Maulwi Saelan dalam Penjaga Terakhir Soekarno (2014), mengatakan, seseorang tiba-tiba menembakkan pistol ke arah Bung Karno ketika shalat sedang berlangsung.
Si penembak itu berada empat baris di belakang Bung Karno.
Belakangan, diketahui bahwa si penembak mengaku kesulitan membidik sasarannya karena melihat dua orang yang mirip dengan Bung Karno.
Tembakan tersebut tak mengenai tubuh Bung Karno sedikit pun.
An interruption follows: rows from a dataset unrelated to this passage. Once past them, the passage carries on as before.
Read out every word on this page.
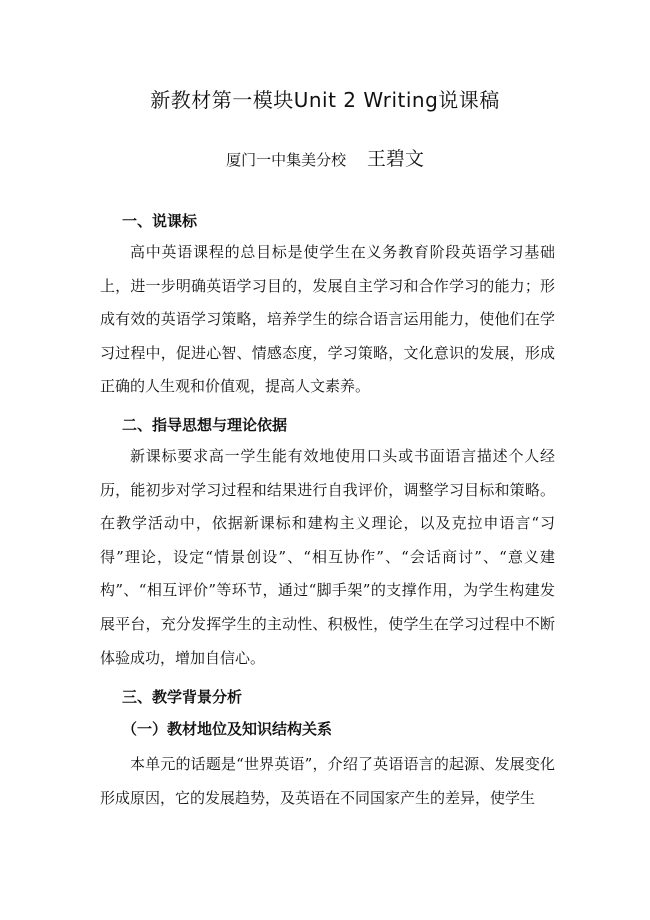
新教材第一模块Unit 2 Writing说课稿
厦门一中集美分校 王碧文
一、说课标

高中英语课程的总目标是使学生在义务教育阶段英语学习基础上，进一步明确英语学习目的，发展自主学习和合作学习的能力；形成有效的英语学习策略，培养学生的综合语言运用能力，使他们在学习过程中，促进心智、情感态度，学习策略，文化意识的发展，形成正确的人生观和价值观，提高人文素养。

二、指导思想与理论依据

新课标要求高一学生能有效地使用口头或书面语言描述个人经历，能初步对学习过程和结果进行自我评价，调整学习目标和策略。在教学活动中，依据新课标和建构主义理论，以及克拉申语言“习得”理论，设定“情景创设”、“相互协作”、“会话商讨”、“意义建构”、“相互评价”等环节，通过“脚手架”的支撑作用，为学生构建发展平台，充分发挥学生的主动性、积极性，使学生在学习过程中不断体验成功，增加自信心。

三、教学背景分析
（一）教材地位及知识结构关系

本单元的话题是“世界英语”，介绍了英语语言的起源、发展变化形成原因，它的发展趋势，及英语在不同国家产生的差异，使学生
Peluru hanya sempat menyerempet bahu Ketua DPR saat itu, Zainul Arifin.
Dua anggota Detasemen Kawal Pribadi (DKP) Presiden, yaitu Soedrajat dan Soesilo juga terluka dalam peristiwa itu.
Selain itu, Jenderal AH Nasution yang berdiri di sebelah kiri Bung Karno juga nyaris ikut menjadi korban.
"Peluru-peluru dalam shalat Idul Idha beterbangan sebelah kiri saya, karena justru pada saat itu saya berdiri sebelah kiri Presiden," kata Nasution, dikutip dari Harian Kompas, 21 Februari 1967.
Dilansir dari Historia, Mangil Martowidjojo dalam Kesaksian Tentang Bung Karno 1945-1967 (1999), mengaku, telah mendapat informasi mengenai rencana pembunuhan itu satu hari sebelumnya.
Ia kemudian menempatkan beberapa anggotanya untuk menempati sejumlah pos di sekitar jemaah dan memperketat pintu masuk.
Namun, upaya pembunuhan itu pun tak terhindarkan.
Pelaku anggota DI/TII
Para pelaku penembakan itu diketahui berjumlah tiga orang, yaitu Sanusi, Kamil, dan Jaya Permana yang semuanya merupakan anggota DI/TII.
Baca juga: Peluncuran Buku Kisah Mantan Ajudan Presiden Soekarno
Setelah dilakukan pengusutan terhadap pelaku, seorang pemimpin pesantren di Bogor H Muhamad Bachrum juga ikut ditangkap.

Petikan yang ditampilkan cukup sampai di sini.